Andy and Captain T - While I disagree w/ you, and believe that DB's should be eliminated for new e'ees and those not yet vested, and "frozen" for those already vested but not retired, I do think much of the blame goes on the government entities themselves who made promises they couldn't, or in some cases, didn't pay for. Unfortunately hte accounting rules in place up until 2 or 3 years ago make it perfectly legal for them to contribute far less than was prudent, yet still claim that the pension was "fully funded". Here in the real world people would go to jail for similar actions, but for the governments it was OK. That's shameful

Posted by Pension Watcher | reply to this comment
July 21, 2008 9:33 am

Watcher- I agree that underfunding a pension fund is a terrible thing to do. I believe there is blame enough for everyone in our case. As for not putting the onus on taxpayers, I agree with that, too. Only 15% of SDCERS income is from tax dollars; the rest is from investment earnings and employee contributions. I disagree that DBs should be thrown out with the bath water. A properly implemented plan is good for employees and taxpayers alike. Also, our 401(k) and 457(b) plans are funded solely by employees. All of this only became an issue when the bill came due. The city used the pension system like a bank instead of charging taxpayers for pet expenses. Taxpayers would've never approved. It's like running up a credit card and then blaming the bank for expecting payment.

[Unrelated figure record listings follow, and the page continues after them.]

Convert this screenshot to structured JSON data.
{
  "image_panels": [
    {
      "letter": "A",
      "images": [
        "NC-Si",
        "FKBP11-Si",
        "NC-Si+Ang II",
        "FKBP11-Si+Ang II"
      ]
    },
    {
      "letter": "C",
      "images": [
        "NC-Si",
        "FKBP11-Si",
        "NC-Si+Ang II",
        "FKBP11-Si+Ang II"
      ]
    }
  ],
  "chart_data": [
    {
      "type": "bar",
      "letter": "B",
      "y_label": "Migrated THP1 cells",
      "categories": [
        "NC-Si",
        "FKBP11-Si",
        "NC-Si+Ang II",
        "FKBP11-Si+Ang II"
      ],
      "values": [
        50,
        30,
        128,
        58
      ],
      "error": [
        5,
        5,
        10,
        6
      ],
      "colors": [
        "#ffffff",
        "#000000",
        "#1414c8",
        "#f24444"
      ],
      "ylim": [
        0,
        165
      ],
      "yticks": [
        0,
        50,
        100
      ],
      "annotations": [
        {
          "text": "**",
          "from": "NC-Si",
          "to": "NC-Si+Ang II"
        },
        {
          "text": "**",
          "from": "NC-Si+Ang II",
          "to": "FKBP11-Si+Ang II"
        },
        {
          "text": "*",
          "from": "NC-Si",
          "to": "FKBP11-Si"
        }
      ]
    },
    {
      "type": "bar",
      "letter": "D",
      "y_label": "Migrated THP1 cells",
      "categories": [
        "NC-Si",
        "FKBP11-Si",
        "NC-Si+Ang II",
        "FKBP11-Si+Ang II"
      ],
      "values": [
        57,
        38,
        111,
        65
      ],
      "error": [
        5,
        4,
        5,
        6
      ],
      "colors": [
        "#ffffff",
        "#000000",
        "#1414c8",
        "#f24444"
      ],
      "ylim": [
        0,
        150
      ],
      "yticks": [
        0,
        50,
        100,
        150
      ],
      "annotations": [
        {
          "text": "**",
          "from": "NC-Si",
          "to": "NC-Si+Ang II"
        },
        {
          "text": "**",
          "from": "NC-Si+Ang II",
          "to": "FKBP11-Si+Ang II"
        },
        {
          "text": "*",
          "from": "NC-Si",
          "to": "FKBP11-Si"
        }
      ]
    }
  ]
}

Posted by Captain T | reply to this comment
July 21, 2008 12:43 pm

BBH BBH BBH. You made the flat statement that "NO companies offered DBs" and when challenged retorted with your "1/1,000,000,000" hyperbolic figure. Then you changed your parameters when your face was against the concrete of facts. It's vintage BBH to which I say.....WHATEVER! LOL I do so love our little exchanges.